O julgamento é mais uma etapa do processo que levou o TSE a declarar a inelegibilidade de Castro por oito anos e a cassar o diploma de Bacellar por abuso de poder político e econômico nas eleições de 2022.
Embora os embargos tenham caráter técnico, a decisão pode ter reflexos importantes na definição sobre quem comandará o estado até o fim do mandato, em dezembro de 2026.
O principal questionamento foi apresentado pela Procuradoria-Geral Eleitoral.
Quando julgou o caso, o TSE manteve a inelegibilidade de Cláudio Castro, mas considerou prejudicada a cassação do mandato porque ele renunciou ao cargo antes da conclusão do julgamento.

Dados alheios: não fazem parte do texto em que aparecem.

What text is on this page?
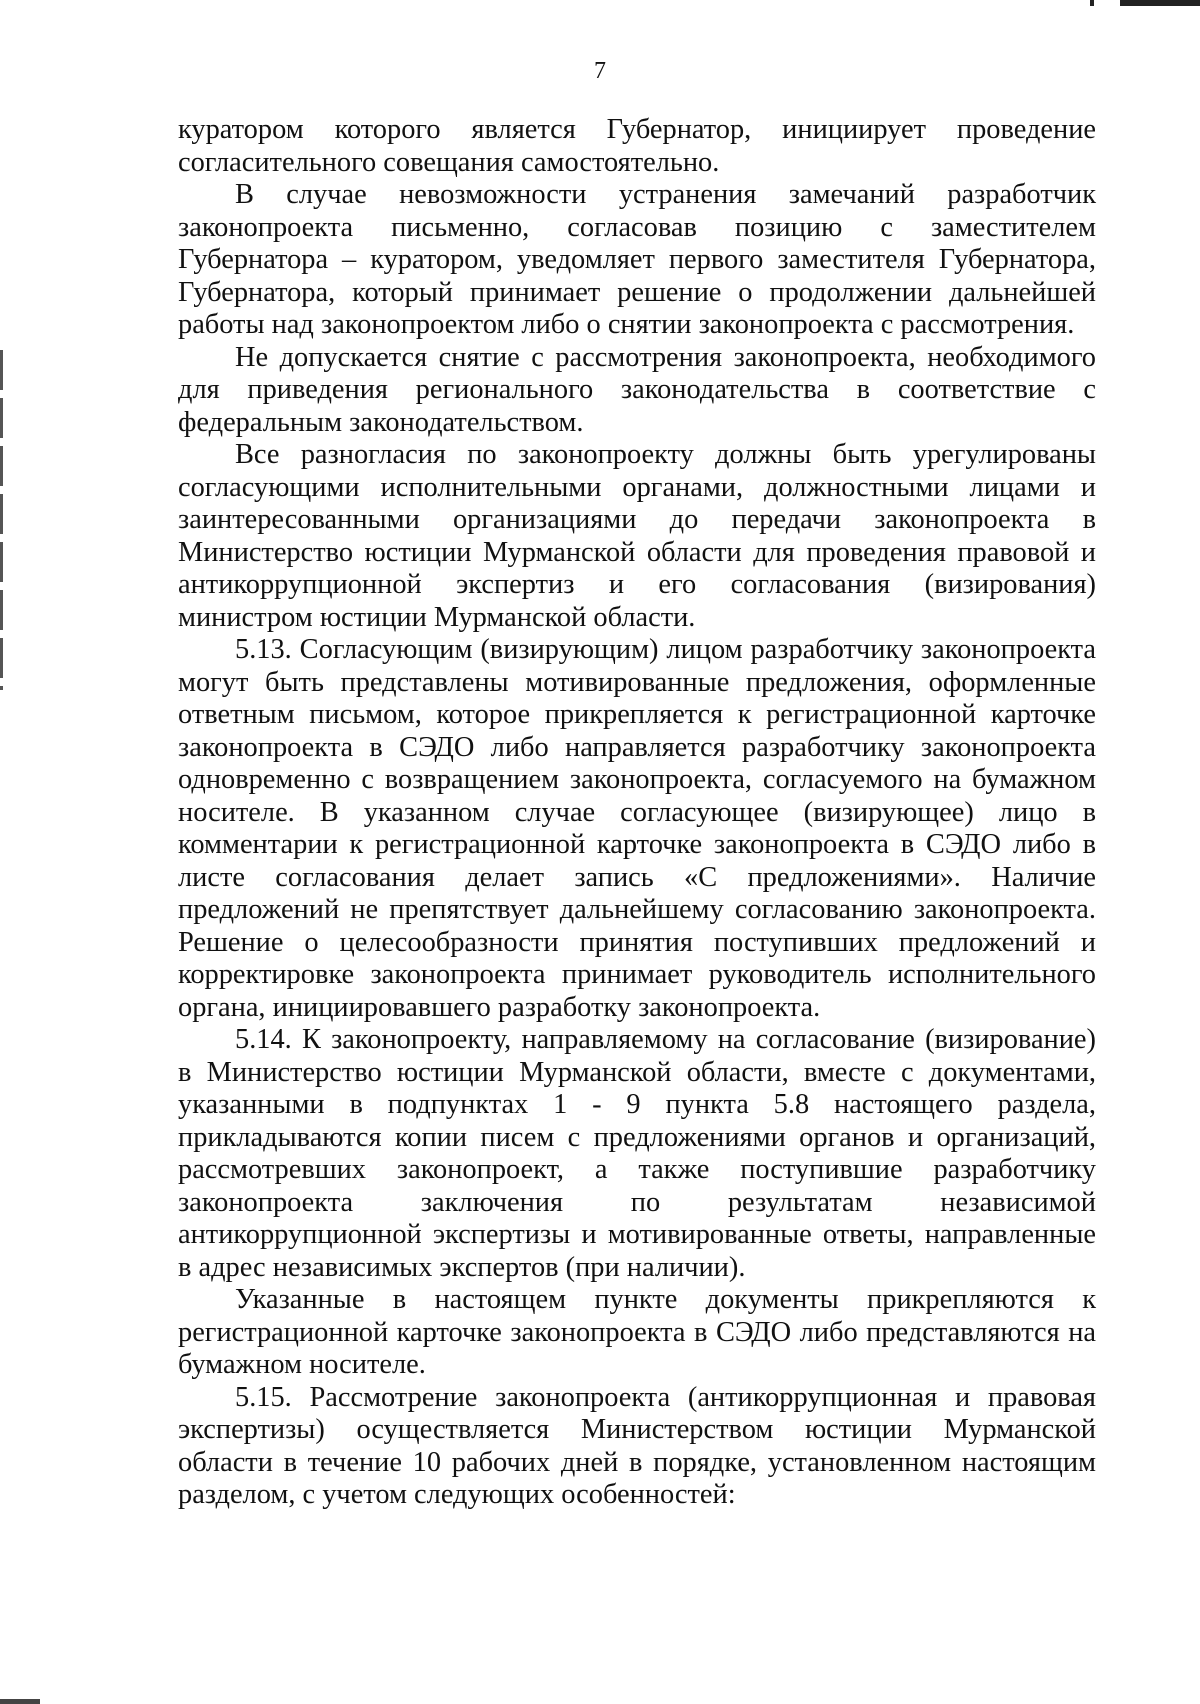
7

куратором которого является Губернатор, инициирует проведение согласительного совещания самостоятельно.

В случае невозможности устранения замечаний разработчик законопроекта письменно, согласовав позицию с заместителем Губернатора – куратором, уведомляет первого заместителя Губернатора, Губернатора, который принимает решение о продолжении дальнейшей работы над законопроектом либо о снятии законопроекта с рассмотрения.

Не допускается снятие с рассмотрения законопроекта, необходимого для приведения регионального законодательства в соответствие с федеральным законодательством.

Все разногласия по законопроекту должны быть урегулированы согласующими исполнительными органами, должностными лицами и заинтересованными организациями до передачи законопроекта в Министерство юстиции Мурманской области для проведения правовой и антикоррупционной экспертиз и его согласования (визирования) министром юстиции Мурманской области.

5.13. Согласующим (визирующим) лицом разработчику законопроекта могут быть представлены мотивированные предложения, оформленные ответным письмом, которое прикрепляется к регистрационной карточке законопроекта в СЭДО либо направляется разработчику законопроекта одновременно с возвращением законопроекта, согласуемого на бумажном носителе. В указанном случае согласующее (визирующее) лицо в комментарии к регистрационной карточке законопроекта в СЭДО либо в листе согласования делает запись «С предложениями». Наличие предложений не препятствует дальнейшему согласованию законопроекта. Решение о целесообразности принятия поступивших предложений и корректировке законопроекта принимает руководитель исполнительного органа, инициировавшего разработку законопроекта.

5.14. К законопроекту, направляемому на согласование (визирование) в Министерство юстиции Мурманской области, вместе с документами, указанными в подпунктах 1 - 9 пункта 5.8 настоящего раздела, прикладываются копии писем с предложениями органов и организаций, рассмотревших законопроект, а также поступившие разработчику законопроекта заключения по результатам независимой антикоррупционной экспертизы и мотивированные ответы, направленные в адрес независимых экспертов (при наличии).

Указанные в настоящем пункте документы прикрепляются к регистрационной карточке законопроекта в СЭДО либо представляются на бумажном носителе.

5.15. Рассмотрение законопроекта (антикоррупционная и правовая экспертизы) осуществляется Министерством юстиции Мурманской области в течение 10 рабочих дней в порядке, установленном настоящим разделом, с учетом следующих особенностей:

A PGE, porém, sustenta que a renúncia não elimina a necessidade de formalizar a cassação do diploma eleitoral. Segundo o órgão, a legislação prevê de forma independente as punições de inelegibilidade e cassação para casos de abuso de poder.

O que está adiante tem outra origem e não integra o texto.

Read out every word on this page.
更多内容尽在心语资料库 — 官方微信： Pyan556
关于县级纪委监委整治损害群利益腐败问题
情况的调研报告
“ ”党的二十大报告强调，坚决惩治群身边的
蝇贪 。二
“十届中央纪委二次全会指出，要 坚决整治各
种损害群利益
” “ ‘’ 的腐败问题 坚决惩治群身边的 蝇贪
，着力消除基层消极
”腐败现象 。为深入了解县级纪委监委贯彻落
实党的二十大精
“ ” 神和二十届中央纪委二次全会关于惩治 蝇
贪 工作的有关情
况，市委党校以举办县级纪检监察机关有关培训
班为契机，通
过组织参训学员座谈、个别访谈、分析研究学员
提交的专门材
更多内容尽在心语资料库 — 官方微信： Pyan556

Para os procuradores, aceitar que a renúncia encerre os efeitos da condenação poderia abrir precedentes para que agentes políticos deixem os cargos antes das decisões finais para reduzir os impactos das punições eleitorais.

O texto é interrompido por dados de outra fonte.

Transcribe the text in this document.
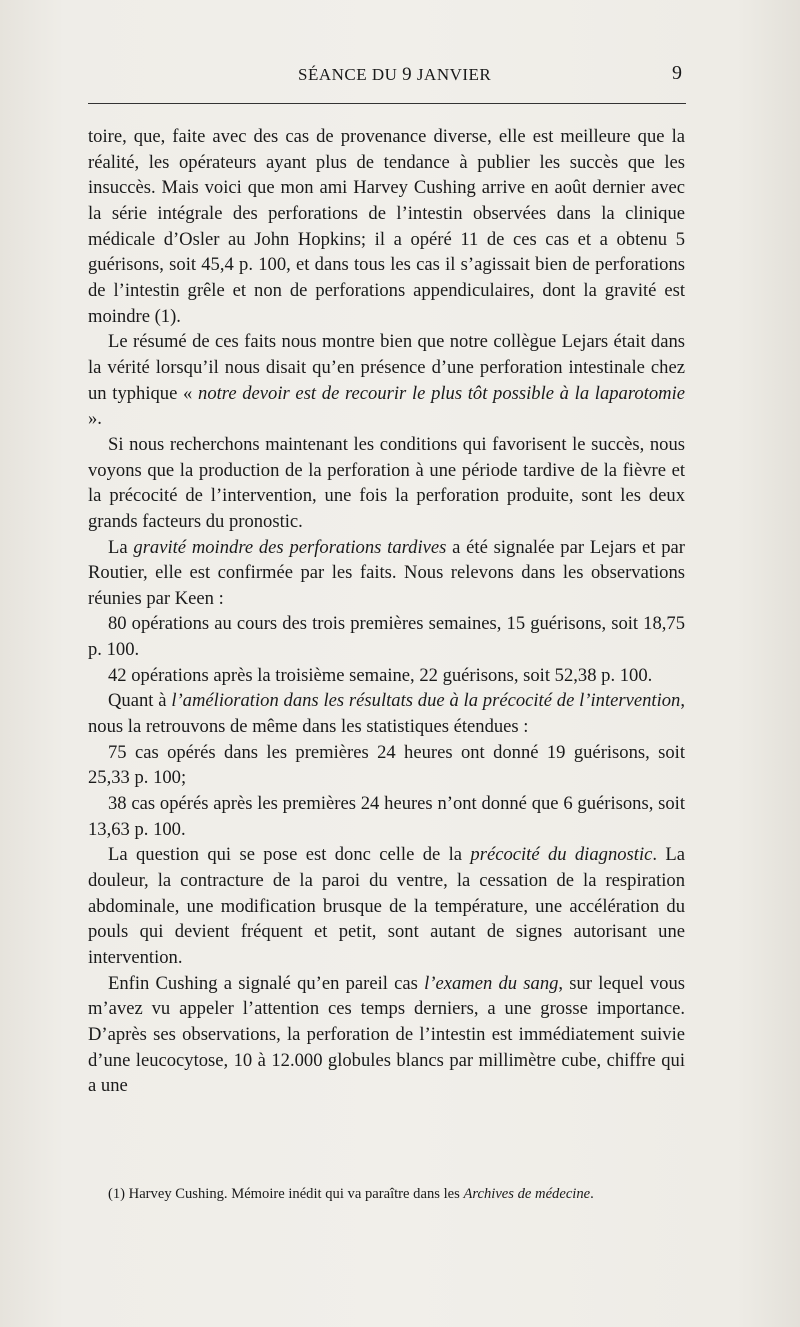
SÉANCE DU 9 JANVIER	9

toire, que, faite avec des cas de provenance diverse, elle est meilleure que la réalité, les opérateurs ayant plus de tendance à publier les succès que les insuccès. Mais voici que mon ami Harvey Cushing arrive en août dernier avec la série intégrale des perforations de l’intestin observées dans la clinique médicale d’Osler au John Hopkins; il a opéré 11 de ces cas et a obtenu 5 guérisons, soit 45,4 p. 100, et dans tous les cas il s’agissait bien de perforations de l’intestin grêle et non de perforations appendiculaires, dont la gravité est moindre (1).

Le résumé de ces faits nous montre bien que notre collègue Lejars était dans la vérité lorsqu’il nous disait qu’en présence d’une perforation intestinale chez un typhique « notre devoir est de recourir le plus tôt possible à la laparotomie ».

Si nous recherchons maintenant les conditions qui favorisent le succès, nous voyons que la production de la perforation à une période tardive de la fièvre et la précocité de l’intervention, une fois la perforation produite, sont les deux grands facteurs du pronostic.

La gravité moindre des perforations tardives a été signalée par Lejars et par Routier, elle est confirmée par les faits. Nous relevons dans les observations réunies par Keen :

80 opérations au cours des trois premières semaines, 15 guérisons, soit 18,75 p. 100.

42 opérations après la troisième semaine, 22 guérisons, soit 52,38 p. 100.

Quant à l’amélioration dans les résultats due à la précocité de l’intervention, nous la retrouvons de même dans les statistiques étendues :

75 cas opérés dans les premières 24 heures ont donné 19 guérisons, soit 25,33 p. 100;

38 cas opérés après les premières 24 heures n’ont donné que 6 guérisons, soit 13,63 p. 100.

La question qui se pose est donc celle de la précocité du diagnostic. La douleur, la contracture de la paroi du ventre, la cessation de la respiration abdominale, une modification brusque de la température, une accélération du pouls qui devient fréquent et petit, sont autant de signes autorisant une intervention.

Enfin Cushing a signalé qu’en pareil cas l’examen du sang, sur lequel vous m’avez vu appeler l’attention ces temps derniers, a une grosse importance. D’après ses observations, la perforation de l’intestin est immédiatement suivie d’une leucocytose, 10 à 12.000 globules blancs par millimètre cube, chiffre qui a une

(1) Harvey Cushing. Mémoire inédit qui va paraître dans les Archives de médecine.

A definição do TSE é aguardada pelo ministro do Supremo Tribunal Federal, Flávio Dino, que pediu vista e suspendeu o julgamento da ação que discute a sucessão no governo do Rio de Janeiro.
O STF analisa se a escolha do novo governador deve ocorrer por eleição direta, com participação dos eleitores, ou por eleição indireta, realizada pela Assembleia Legislativa do Estado do Rio de Janeiro (Alerj).
Antes da suspensão, o placar estava em 4 votos a 1 a favor da eleição indireta.
Votaram nesse sentido os ministros Luiz Fux, André Mendonça, Nunes Marques e Cármen Lúcia. O relator, Cristiano Zanin, divergiu e defendeu eleições diretas.
A discussão gira em torno da origem da vacância do governo estadual.
Para a maioria dos ministros que já votaram, a saída de Cláudio Castro ocorreu por meio de uma renúncia válida. Nesse caso, seria aplicada a legislação estadual, que prevê eleição indireta pela Alerj.
Já Flávio Dino indicou que pretende aguardar a conclusão do julgamento no TSE para entender se a vacância decorreu apenas da renúncia ou se está diretamente ligada às consequências da condenação eleitoral.
Essa definição pode influenciar a interpretação jurídica sobre a sucessão do cargo.
Enquanto não há decisão definitiva, o comando do governo fluminense permanece interinamente com o presidente do Tribunal de Justiça do Rio de Janeiro, Ricardo Couto.
A expectativa é que a decisão do TSE sobre os embargos ajude a destravar a análise do caso no Supremo e acelere a definição sobre a forma de escolha do próximo governador do estado.